Keep in mind that the symptoms of lung cancer in women and symptoms of lung cancer in non-smokers are often less typical than those in men—and sometimes very vague, such as the gradual onset shortness of breath with activity and fatigue.

Treatment of Shoulder Pain Due to Lung Cancer

Treatment of shoulder pain related to lung cancer will depend on the underlying cause for your pain.

If the pain is referred pain from pressure on a nerve in the lung, treatment that decreases the tumor within the lungs is the primary goal. If a tumor is growing near the top of the lungs, surgery to remove the tumor or treating the tumor with radiation may relieve symptoms. If the pain is related to bone metastases, treatment with radiation therapy or bone-modifying agents may reduce symptoms significantly.

Bottom Line if You are Experiencing Shoulder Pain

If you are experiencing shoulder pain, don't panic. The chance that shoulder pain is related to lung cancer is usually small. If you do not have an explanation for your pain, however, it's important to see your doctor. Pain is the way in which our bodies tell us something is wrong. 

In addition to lung cancer, there are other serious medical conditions which may only have symptoms of shoulder pain at the onset. If you do not recall an injury and haven't used your arm excessively in the recent past, may sure to talk to your doctor even if your symptoms seem to be improving.
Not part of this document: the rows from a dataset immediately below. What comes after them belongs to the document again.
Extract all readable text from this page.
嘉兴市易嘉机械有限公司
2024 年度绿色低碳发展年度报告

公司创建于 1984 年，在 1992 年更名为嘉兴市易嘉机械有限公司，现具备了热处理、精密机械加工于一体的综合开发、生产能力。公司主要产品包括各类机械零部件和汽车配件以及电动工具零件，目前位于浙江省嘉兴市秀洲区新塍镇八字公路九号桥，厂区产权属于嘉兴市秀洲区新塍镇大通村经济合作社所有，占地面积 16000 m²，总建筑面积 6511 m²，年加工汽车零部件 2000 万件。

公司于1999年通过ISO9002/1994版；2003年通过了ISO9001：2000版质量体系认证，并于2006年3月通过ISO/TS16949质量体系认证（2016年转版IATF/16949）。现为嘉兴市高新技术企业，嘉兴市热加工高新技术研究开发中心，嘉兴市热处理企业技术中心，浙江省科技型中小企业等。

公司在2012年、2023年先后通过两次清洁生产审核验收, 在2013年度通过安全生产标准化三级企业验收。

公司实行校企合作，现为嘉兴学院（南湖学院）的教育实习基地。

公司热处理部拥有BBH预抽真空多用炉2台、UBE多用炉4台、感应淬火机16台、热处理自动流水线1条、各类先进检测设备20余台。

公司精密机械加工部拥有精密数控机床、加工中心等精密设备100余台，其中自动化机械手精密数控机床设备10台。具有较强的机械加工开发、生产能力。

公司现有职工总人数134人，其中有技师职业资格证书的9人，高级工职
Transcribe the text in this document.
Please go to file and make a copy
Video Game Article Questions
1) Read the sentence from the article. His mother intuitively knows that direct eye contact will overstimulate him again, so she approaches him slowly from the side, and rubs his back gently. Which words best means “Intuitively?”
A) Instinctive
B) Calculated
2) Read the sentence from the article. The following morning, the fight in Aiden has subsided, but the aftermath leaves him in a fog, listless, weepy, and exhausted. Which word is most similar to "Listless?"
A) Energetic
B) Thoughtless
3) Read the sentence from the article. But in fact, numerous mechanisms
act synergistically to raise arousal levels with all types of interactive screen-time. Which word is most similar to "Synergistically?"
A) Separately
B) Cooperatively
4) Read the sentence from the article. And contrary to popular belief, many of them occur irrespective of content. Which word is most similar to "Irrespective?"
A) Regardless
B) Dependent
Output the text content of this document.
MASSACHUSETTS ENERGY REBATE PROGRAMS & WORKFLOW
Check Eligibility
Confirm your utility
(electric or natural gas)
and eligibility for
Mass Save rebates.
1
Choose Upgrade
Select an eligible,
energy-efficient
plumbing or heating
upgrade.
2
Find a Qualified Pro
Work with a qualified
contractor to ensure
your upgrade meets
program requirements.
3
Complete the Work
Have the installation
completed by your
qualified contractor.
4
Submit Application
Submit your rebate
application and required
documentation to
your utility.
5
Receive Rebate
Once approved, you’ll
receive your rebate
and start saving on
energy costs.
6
If you still do not have a clear explanation for your symptoms even after seeing your doctor, consider getting a second opinion. While shoulder pain is not a common symptom of lung cancer, some people have found their cancers early by listening to their bodies and having their symptoms evaluated. Be your own advocate in your health care. Nobody is more motivated than you are to make sure your symptoms are explained and treated as well as possible.

Sources:

Lorkowski, J. et al. Shouder ring complaints as a rare first symptom of malignant pleural mesothelioma. Advances in Experimental Medicine and Biology. 2015. 852:5-10.

Marulli, G., Battistella, L., Mammana, M., Calabresse, F., and F. Rea. Superior Sulcus Tumors (Pancoast Tumors). Annals of Translational Medicine. 2016. 4(12):239.

Panagopoulos, N. et al. Pancoast tumors: characteristics and preoperative assessment. Journal of Thoracic Disease. 2014. Suppl 1:S108-15.

Sayeed, A., Alshamrani, F., Amrayn, A., and A. Alharbi. Should Pain in Smokers Could be a Life Changer. BMJ Case Reports. 2017 June 13:2017.pii: bcr-2017-220969.